The “move fast and break things” ethos in Silicon Valley isn’t aging well. These days it’s more “cut costs and try to survive.”

Here’s the thing: Big Tech has been barreling toward a reckoning for a few years, but 2022 has accelerated the industry’s reality check. Tech stocks are now in their worst rout in a decade, starved of the easy money from the Fed’s pandemic-era stimulus program that fueled those companies’ recent highs. Companies are laying off staff.

As my colleague Catherine Thorbecke writes, investors and industry vets have been sounding the alarm for weeks.

  • “The boom times of the last decade are unambiguously over,” venture capital firm Lightspeed said in a blog post.
  • “No one can predict how bad the economy will get, but things don’t look good,” tech startup accelerator Y Combinator warned. “The safe move is to plan for the worst.”
  • Bill Gurley, a prominent venture capitalist, summed up the shifting mood in a tweet last month seemingly directed at tech startups who may be in denial: “The cost of capital has changed materially, and if you think things are like they were, then you are headed off a cliff like Thelma and Louise.”

Virtually every sector, minus energy and utility stocks, is struggling with high inflation, rising interest rates and general gloominess that has economists and analysts speculating about a recession. But tech — along with other high-risk investments like SPACs and cryptocurrencies — has been hit especially hard.

Even tech giants like Facebook, Amazon, Apple, Netflix and Google (the so-called FAANG stocks) are down by double digits, faring worse than the broader market. It’s enough to remind more seasoned investors of the 2000 Dot-Com Bubble.

“For years, startups generally followed the same playbook, which was grow as fast as possible at whatever the burn rate,” says Matt Kennedy, the senior IPO market strategist at Renaissance Capital, a provider of pre-IPO research and IPO-focused ETFs. “That’s what their investors wanted to see. Capital was cheap, so losses didn’t matter.”

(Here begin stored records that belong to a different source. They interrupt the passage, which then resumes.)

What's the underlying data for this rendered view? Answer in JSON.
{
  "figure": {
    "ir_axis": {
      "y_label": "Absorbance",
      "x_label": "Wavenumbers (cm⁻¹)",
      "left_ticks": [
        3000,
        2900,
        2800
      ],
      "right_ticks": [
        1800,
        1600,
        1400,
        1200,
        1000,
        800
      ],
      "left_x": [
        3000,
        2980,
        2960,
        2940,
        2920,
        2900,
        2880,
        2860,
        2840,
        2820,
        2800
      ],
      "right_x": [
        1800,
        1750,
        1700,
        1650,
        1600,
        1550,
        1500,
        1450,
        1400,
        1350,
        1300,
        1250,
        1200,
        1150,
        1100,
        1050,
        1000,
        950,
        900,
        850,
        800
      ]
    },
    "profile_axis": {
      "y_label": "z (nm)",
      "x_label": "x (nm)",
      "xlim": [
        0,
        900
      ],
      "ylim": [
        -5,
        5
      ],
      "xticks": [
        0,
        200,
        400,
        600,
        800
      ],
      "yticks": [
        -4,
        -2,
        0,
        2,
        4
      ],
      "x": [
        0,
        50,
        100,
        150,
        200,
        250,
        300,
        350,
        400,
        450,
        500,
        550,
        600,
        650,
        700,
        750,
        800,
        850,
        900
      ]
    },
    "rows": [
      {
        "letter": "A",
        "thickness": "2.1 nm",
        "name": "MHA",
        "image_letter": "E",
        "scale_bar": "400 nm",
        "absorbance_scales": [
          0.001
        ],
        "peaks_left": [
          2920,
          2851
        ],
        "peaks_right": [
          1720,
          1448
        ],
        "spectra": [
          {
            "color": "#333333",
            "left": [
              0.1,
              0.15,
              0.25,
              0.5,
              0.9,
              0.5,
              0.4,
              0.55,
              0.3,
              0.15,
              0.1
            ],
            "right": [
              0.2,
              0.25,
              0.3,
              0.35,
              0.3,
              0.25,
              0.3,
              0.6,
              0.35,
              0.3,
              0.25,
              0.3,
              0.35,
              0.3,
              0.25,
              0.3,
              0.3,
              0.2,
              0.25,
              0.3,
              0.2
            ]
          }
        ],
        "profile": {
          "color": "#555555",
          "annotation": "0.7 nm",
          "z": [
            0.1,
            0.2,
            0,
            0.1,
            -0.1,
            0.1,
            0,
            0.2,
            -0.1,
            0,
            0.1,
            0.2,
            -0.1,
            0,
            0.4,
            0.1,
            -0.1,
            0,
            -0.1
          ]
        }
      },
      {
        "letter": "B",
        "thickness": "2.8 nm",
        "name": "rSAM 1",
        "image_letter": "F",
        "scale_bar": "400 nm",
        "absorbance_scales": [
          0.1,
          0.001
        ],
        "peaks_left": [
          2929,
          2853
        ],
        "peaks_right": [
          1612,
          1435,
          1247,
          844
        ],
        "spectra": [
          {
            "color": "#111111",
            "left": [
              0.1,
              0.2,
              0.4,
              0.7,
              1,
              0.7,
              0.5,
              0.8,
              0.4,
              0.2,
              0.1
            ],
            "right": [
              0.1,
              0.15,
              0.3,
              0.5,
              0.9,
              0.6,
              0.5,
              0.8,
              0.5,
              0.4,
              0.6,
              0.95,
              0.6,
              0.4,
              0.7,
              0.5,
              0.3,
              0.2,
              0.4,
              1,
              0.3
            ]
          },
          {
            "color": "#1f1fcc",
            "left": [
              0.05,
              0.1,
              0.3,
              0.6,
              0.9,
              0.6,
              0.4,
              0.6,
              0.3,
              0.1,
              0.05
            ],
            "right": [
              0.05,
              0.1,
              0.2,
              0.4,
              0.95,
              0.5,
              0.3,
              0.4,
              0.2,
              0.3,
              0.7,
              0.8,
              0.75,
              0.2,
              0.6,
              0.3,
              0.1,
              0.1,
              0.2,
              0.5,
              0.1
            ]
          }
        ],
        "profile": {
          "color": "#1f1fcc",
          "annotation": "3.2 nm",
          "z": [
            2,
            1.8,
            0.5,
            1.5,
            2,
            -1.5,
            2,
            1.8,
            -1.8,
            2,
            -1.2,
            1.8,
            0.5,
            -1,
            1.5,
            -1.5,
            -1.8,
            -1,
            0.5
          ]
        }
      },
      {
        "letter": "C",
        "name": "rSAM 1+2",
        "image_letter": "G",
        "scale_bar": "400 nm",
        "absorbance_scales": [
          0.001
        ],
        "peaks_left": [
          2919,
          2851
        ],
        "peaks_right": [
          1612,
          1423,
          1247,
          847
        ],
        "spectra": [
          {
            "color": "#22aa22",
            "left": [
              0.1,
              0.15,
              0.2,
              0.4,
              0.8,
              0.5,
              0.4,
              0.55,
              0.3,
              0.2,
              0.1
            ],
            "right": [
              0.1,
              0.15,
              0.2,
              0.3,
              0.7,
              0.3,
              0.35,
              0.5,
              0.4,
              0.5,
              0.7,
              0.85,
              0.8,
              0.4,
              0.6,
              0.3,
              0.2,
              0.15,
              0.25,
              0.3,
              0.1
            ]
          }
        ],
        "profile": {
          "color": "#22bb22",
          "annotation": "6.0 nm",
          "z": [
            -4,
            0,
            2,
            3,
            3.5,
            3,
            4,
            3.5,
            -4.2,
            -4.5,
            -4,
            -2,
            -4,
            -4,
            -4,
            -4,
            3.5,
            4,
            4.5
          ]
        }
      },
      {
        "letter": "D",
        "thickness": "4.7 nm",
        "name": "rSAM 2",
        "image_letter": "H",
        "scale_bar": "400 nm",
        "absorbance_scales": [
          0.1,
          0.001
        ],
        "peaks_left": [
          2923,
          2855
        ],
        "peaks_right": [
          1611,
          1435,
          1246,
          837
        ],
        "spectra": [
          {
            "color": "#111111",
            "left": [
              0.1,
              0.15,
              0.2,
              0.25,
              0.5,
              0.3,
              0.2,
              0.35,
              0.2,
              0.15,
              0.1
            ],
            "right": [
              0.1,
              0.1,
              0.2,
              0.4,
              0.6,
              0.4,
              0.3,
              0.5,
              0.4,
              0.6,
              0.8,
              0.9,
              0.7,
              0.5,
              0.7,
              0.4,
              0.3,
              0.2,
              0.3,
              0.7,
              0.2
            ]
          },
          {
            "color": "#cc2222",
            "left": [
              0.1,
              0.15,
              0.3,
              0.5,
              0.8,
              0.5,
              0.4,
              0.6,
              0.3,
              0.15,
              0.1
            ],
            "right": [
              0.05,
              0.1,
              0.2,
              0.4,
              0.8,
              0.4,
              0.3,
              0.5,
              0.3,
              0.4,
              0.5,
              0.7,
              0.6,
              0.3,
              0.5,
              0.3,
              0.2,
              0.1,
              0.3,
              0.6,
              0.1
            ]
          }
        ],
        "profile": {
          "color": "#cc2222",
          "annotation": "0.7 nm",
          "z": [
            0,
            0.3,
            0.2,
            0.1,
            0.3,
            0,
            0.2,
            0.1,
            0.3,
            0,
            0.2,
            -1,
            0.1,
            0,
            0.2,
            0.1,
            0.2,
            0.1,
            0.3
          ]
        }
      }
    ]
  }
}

“But that’s changed. Once again, profits matter,” he added.

While many comparisons have been made to the anguish wrought by the burst of the Dot-Com bubble, Catherine explains, the tech sector is far more developed now than it was in the past.

“Large tech companies, even though they’re tightening their belts, are still in a financially advantageous position,” said Dan Wang, an associate professor at Columbia Business School. And unlike 2000, Big Tech’s products are indispensable — consider the phone or laptop you’re reading this on right now.